Ma sarebbe addirittura ancora poco considerare «solo» questo: la grandezza di Jérôme Lejeune, scienziato amante del vero e dunque della libertà, è di aver difeso la persona umana concreta, viva e reale dal corto circuito di tutto ciò che vorrebbe ridurla a cosa giudicabile, negoziabile, scartabile. Insieme e indissolubilmente, questa difesa è stata da lui ricollocata nell’ambito della eccellente alleanza tra scienza e fede, cioè dei due mezzi dati all’uomo per cercare, trovare e indagare la concretezza della realtà.

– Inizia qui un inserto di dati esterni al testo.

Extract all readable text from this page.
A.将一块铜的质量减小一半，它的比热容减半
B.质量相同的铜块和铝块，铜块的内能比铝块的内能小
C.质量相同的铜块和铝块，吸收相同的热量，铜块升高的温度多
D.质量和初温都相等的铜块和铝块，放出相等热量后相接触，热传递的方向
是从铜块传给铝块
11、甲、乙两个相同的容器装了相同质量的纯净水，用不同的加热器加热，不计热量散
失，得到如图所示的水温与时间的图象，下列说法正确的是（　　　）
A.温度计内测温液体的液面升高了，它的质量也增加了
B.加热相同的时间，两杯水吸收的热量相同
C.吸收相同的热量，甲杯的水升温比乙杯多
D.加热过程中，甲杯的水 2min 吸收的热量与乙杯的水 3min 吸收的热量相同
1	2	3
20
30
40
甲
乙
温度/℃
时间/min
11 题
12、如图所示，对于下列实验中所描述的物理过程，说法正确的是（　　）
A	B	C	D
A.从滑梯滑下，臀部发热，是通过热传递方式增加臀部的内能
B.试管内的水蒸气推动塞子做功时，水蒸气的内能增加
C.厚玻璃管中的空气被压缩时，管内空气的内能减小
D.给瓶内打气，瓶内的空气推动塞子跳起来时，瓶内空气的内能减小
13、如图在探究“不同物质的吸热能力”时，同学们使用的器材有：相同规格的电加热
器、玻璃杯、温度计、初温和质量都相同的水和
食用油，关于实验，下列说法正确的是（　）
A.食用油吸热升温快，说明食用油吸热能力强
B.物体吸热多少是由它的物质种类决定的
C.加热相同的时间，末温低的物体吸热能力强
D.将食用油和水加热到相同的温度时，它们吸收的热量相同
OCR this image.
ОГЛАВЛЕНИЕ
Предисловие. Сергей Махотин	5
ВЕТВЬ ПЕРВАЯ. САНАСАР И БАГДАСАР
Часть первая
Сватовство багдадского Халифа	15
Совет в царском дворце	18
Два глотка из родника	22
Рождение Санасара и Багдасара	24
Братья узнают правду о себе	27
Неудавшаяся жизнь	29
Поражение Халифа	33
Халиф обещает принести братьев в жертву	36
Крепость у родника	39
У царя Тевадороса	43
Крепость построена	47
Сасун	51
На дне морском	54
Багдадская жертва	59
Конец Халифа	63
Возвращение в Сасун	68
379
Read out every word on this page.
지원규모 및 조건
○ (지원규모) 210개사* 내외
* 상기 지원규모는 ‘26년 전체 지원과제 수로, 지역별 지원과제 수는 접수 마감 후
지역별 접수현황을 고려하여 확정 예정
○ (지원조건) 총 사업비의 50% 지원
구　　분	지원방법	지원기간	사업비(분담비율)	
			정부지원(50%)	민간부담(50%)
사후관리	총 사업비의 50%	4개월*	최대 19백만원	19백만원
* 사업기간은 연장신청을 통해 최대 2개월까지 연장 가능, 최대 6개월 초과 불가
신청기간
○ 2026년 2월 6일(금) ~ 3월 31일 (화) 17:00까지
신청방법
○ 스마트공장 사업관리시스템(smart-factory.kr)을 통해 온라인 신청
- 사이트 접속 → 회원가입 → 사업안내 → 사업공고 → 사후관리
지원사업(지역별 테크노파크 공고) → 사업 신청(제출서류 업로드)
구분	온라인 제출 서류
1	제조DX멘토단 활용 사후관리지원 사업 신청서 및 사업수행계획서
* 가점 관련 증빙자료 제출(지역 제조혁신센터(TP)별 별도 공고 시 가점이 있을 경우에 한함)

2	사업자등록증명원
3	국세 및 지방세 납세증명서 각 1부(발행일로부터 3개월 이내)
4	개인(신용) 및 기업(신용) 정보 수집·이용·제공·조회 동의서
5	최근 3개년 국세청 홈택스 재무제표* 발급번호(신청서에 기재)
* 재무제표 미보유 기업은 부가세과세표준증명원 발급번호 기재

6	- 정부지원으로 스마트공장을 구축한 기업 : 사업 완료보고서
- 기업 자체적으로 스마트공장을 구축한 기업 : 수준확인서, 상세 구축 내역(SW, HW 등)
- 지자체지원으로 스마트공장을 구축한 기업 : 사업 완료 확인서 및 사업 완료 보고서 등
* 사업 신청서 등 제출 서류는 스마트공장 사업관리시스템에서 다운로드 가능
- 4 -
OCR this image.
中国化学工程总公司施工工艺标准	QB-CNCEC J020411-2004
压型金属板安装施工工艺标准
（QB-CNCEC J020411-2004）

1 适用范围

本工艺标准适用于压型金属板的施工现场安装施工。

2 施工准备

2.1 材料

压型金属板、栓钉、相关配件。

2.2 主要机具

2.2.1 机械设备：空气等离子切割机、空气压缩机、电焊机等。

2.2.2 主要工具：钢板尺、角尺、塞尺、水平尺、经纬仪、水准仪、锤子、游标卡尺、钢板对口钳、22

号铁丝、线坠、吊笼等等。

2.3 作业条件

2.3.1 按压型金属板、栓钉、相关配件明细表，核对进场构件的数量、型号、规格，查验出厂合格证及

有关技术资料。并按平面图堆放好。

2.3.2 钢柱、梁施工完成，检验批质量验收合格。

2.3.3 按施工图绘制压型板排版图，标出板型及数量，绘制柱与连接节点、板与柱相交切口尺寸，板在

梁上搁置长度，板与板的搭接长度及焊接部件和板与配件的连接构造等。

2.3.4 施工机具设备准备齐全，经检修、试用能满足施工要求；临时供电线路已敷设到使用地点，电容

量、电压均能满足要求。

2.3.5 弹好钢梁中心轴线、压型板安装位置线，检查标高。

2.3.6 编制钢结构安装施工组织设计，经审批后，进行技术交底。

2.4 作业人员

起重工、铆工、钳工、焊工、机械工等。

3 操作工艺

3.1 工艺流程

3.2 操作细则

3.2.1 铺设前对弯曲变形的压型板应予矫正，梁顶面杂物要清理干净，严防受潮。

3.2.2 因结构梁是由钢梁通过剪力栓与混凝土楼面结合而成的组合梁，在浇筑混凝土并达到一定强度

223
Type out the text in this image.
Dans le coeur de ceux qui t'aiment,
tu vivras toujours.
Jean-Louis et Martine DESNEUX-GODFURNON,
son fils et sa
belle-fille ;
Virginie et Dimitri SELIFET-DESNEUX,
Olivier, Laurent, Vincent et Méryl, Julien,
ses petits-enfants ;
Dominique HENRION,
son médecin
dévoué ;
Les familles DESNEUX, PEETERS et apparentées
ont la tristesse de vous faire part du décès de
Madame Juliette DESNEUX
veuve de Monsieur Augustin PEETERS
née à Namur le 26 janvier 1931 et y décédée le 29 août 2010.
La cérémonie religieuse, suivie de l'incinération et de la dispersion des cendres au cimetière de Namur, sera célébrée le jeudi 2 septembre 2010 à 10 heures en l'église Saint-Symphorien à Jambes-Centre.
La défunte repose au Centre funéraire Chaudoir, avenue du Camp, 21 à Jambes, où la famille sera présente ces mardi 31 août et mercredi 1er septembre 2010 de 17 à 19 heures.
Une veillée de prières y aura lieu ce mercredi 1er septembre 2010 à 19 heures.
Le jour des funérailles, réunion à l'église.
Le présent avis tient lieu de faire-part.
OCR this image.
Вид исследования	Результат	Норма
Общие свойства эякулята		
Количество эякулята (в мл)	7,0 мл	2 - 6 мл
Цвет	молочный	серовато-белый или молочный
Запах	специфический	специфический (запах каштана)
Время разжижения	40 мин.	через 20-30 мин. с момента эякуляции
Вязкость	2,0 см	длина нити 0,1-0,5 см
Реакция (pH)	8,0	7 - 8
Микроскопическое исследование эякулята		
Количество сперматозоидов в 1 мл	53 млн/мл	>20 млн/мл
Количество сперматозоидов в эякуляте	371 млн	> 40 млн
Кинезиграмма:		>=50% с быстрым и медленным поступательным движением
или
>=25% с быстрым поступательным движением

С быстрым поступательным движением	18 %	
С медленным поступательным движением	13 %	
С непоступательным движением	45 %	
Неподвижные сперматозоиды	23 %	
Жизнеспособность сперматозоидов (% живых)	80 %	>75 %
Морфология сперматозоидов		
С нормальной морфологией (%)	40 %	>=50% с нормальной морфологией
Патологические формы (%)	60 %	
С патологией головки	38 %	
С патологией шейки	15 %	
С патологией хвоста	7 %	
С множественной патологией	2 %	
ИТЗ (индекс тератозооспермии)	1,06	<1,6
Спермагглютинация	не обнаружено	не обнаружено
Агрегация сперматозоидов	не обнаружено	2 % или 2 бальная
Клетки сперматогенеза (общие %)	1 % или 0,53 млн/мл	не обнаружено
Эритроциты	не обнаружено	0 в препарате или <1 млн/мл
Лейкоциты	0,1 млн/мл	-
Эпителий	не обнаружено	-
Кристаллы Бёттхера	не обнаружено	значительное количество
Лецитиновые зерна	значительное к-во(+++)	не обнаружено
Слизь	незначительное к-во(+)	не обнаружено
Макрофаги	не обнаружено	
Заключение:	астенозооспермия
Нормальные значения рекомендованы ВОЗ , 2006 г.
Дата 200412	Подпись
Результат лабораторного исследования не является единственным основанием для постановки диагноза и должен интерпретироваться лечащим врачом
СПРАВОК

La mattina del 3 aprile 1994, Pasqua di Resurrezione, un suo amico scorge un’ombra di tristezza sul volto di Giovanni Paolo II, solo guardandolo in televisione e, con un presentimento, chiama la famiglia Lejeune per sapere come sta Jérôme: non si sbaglia, il Papa ha appena saputo che il suo fraterno amico è morto. Tre anni più tardi, nel 1997, durante la Giornata Mondiale della Gioventù a Parigi, pur nell’ambito di un programma assai impegnativo, il Pontefice riuscirà a recarsi in forma privata sulla tomba di famiglia e, al termine della preghiera personale e intensa, intonerà il canto della Salve Regina, affidando il suo fidato consulente a Colei che entrambi hanno amato teneramente fin dall’infanzia. E, forse, chiedendoLe che anche dal Paradiso lui possa continuare ad aiutarlo nella sua missione per l’uomo, a maggior gloria di Dio.